I wouldnt worry -Per the published AML CAR-T literature to date, I am not aware of another programme that has publicly reported a DSMB (or equivalent) authorising dose escalation after only three treated patients at the starting dose. That makes HG-CT-1’s DSMB decision notable in the AML CAR-T landscape. Historically AML CAR-T programmes have required larger safety cohorts or extended observation periods because of concerns relating to myelotoxicity, cytokine-release syndrome (CRS), immune effector cell-associated neurotoxicity syndrome (ICANS), and prolonged cytopenias. So DSMB's dose escalation decision is actually early proof of concept that HG-CT-1 is a) safe and b) Demonstrating objective biological activity , consistent with target engagement of FLT3-expressing leukaemic progenitors and stem cells per its intended design.
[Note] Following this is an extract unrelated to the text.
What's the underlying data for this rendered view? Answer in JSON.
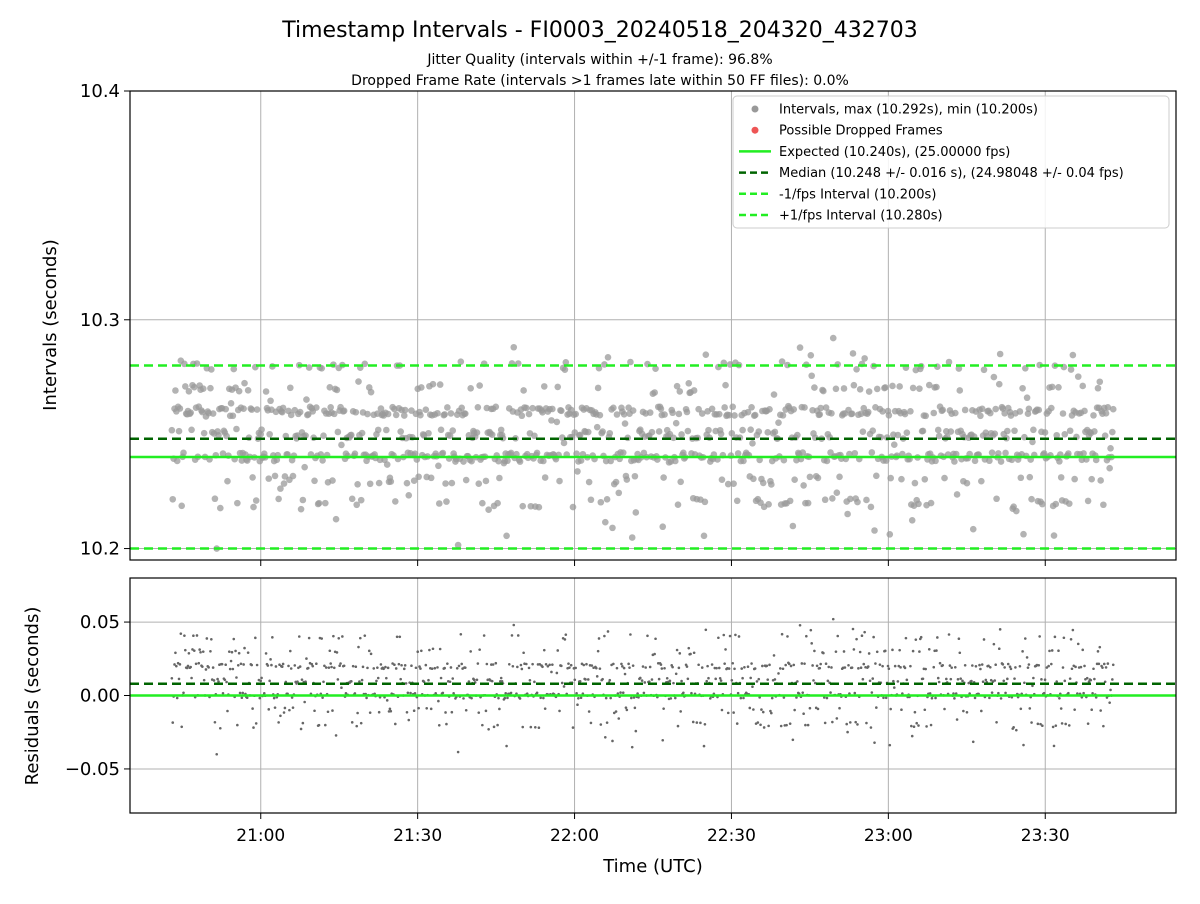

In short its doing what it was intended to do. This is inline with the FDA's landmark decision to greenlight paediatric expansion after reviewing data from 2 adult patients - which is also a first.

I hear your "years away comments" and agree that it can be the case for certain programs (not naming any in particular), however I would counter that with the fact that Hemogenyx isn't generic - It is sitting on a de-risked first-in-class CAR-T in an area where any hint of durable remission is front-page material. It is clear that Vlad would do a deal - the only question mark is how long can Pharma afford to wait - if a curative signal is released publicly there will be immediate interest from multiple big pharma.

It’s like a real life example of the children’s psychology experiment where children are offered a single sweet now or if they can wait 5 minutes without eating the single sweet they can have the whole packet. Surprising how may of them can’t resist taking the single sweet. I would rather eat the whole bag at my leisure but each to their own.

What has been achieved to date versus any comparitor CAR-T company in this indication tells me that you could add a zero to the market cap without blushing - everything else is noise until the results are released.

Because Vlad is in talks with big pharma - which means data rooms and NDA’s.